Боже упаси от любой морали. Я написала роман "Бабий ветер", который полностью вышибает мораль изо всех мест человеческого организма. Я специально поместила героиню, фактически выросшую в небе, в низоты человеческого тела, души, биографии. Из жалости, из сострадания она сходится с непонятным существом, преображая его в понятное. Поэтому нет, нет, мораль - это все не про меня, не про человека, который в своей речи свободно использует любое неформальное выражение.

А почему вы используете мат в книгах?

Мат, обсценная лексика - одна из ярчайших красок русского языка, как же его не использовать в эмоциональных диалогах?

В отзывах на вашу последнюю книгу звучала и такая претензия: "Очень много мата".

Ну да, конечно, какой мат может быть в тюремной камере! Заключенные же, как известно, изъясняются языком выпускников Итона. Знаете, ужасно, когда абсолютно не понимающие, не готовые к осознанию литературы люди где угодно могут излить желчь и злобу своего "личного мнения". Раньше подобные письма в газету "Красная заря" Костромской области немедленно отправляли в мусорную корзину; сегодня их могут прочесть миллионы. Полностью смещены понятия субординации социальной, культурной, образовательной. Кто угодно может судить о литературе "выше сапога".

Семь верст над рекой

Кто или что поставляет вам сюжеты? Идея "Русской канарейки" родилась, когда вам подарили брошюру о выращивании канареек. А как еще бывает, с какого исходника все начинается?

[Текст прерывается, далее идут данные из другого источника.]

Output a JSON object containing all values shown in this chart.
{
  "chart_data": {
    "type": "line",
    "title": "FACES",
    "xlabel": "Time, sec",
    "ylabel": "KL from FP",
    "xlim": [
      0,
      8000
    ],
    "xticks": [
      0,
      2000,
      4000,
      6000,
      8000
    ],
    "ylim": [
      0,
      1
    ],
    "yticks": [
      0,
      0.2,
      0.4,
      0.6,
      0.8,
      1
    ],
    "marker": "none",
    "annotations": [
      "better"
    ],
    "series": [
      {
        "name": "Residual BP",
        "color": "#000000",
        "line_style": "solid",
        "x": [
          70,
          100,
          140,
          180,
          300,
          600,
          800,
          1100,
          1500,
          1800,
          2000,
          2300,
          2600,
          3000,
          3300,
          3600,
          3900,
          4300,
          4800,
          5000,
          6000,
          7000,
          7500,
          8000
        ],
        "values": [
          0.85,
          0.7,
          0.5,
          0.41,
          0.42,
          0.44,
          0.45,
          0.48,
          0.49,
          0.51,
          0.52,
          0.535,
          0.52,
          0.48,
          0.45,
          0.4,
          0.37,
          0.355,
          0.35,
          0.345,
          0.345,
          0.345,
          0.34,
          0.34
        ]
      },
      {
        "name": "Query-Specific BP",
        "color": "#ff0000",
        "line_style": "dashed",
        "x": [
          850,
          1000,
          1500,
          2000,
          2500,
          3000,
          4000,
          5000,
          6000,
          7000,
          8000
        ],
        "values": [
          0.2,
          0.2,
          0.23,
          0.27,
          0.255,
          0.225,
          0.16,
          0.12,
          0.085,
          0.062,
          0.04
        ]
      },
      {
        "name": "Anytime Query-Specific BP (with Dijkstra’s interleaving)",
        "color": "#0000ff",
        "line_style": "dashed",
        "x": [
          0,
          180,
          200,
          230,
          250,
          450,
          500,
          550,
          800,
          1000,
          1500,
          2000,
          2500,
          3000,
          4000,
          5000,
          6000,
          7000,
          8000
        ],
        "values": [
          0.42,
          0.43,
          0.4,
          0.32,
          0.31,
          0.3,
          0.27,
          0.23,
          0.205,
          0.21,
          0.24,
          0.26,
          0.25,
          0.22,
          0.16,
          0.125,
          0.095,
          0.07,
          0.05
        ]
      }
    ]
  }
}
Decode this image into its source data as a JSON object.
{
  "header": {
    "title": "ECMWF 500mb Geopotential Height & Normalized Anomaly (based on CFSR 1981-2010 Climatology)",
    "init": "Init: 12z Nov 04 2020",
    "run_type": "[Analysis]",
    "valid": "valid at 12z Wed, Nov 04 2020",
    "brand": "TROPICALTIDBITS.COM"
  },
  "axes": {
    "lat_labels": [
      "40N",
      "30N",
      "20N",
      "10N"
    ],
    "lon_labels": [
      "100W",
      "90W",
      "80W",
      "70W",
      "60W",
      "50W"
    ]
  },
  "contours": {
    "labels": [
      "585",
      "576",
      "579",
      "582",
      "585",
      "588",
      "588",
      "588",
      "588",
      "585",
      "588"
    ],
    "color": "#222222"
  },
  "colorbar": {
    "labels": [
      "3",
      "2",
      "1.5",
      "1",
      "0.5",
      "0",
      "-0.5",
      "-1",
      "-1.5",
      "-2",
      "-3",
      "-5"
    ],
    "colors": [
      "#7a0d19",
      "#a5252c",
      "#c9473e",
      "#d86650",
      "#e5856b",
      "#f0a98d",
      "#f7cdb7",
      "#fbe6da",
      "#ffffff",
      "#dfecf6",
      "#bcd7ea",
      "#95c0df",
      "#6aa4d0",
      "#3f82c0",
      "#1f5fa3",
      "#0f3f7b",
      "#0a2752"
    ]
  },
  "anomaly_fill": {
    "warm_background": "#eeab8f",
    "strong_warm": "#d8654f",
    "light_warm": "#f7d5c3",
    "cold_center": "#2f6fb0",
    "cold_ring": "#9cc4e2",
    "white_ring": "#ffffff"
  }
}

Всегда по-разному случается и зависит от самых разных вещей. То запах полыни ударит тебя в самое сердце, и тебе захочется в эту полынь, в эту душицу, и в лаванду. И ты начинаешь мысленно нащупывать какие-то ходы, пути в среднюю полосу России, думать об этом. Тебя приглашают на фестиваль в усадьбу Поленова - а там сосны, там та часть России, которая тебя страшно волнует, потому что ты много лет живешь в совершенно других пространствах. И в каком-то интервью ты говоришь: "Знаете, хотелось бы в своей работе “вернуться” в какой-нибудь городок средней России". Пребывание писателя во времени и пространстве - очень загадочная вещь. Ты можешь сидеть у себя на балконе в пригороде Иерусалима, куда в сезон перелетов непременно залетают семь зеленых попугаев, амазонов, и вот они кричат, скандалят, прыгают чуть ли не по голове твоей… а ты в это время находишься совсем в другом месте. И тут тебе приходит письмо от читателя: "Не хотите ли написать о моем родном городке Вязники, что в сердцевине России?" "Что за городок?" - спрашиваю я. "Да такой маленький городок, который построили русские купцы, там до революции на девять тысяч населения существовало три синематографа, и был самый большой в России вишневый сад, тянулся на семь верст над рекой, по высокому берегу Клязьмы". И когда я читаю про эти семь верст над рекой, - все, я уже в этом саду, в этом городке… Я туда уже попала.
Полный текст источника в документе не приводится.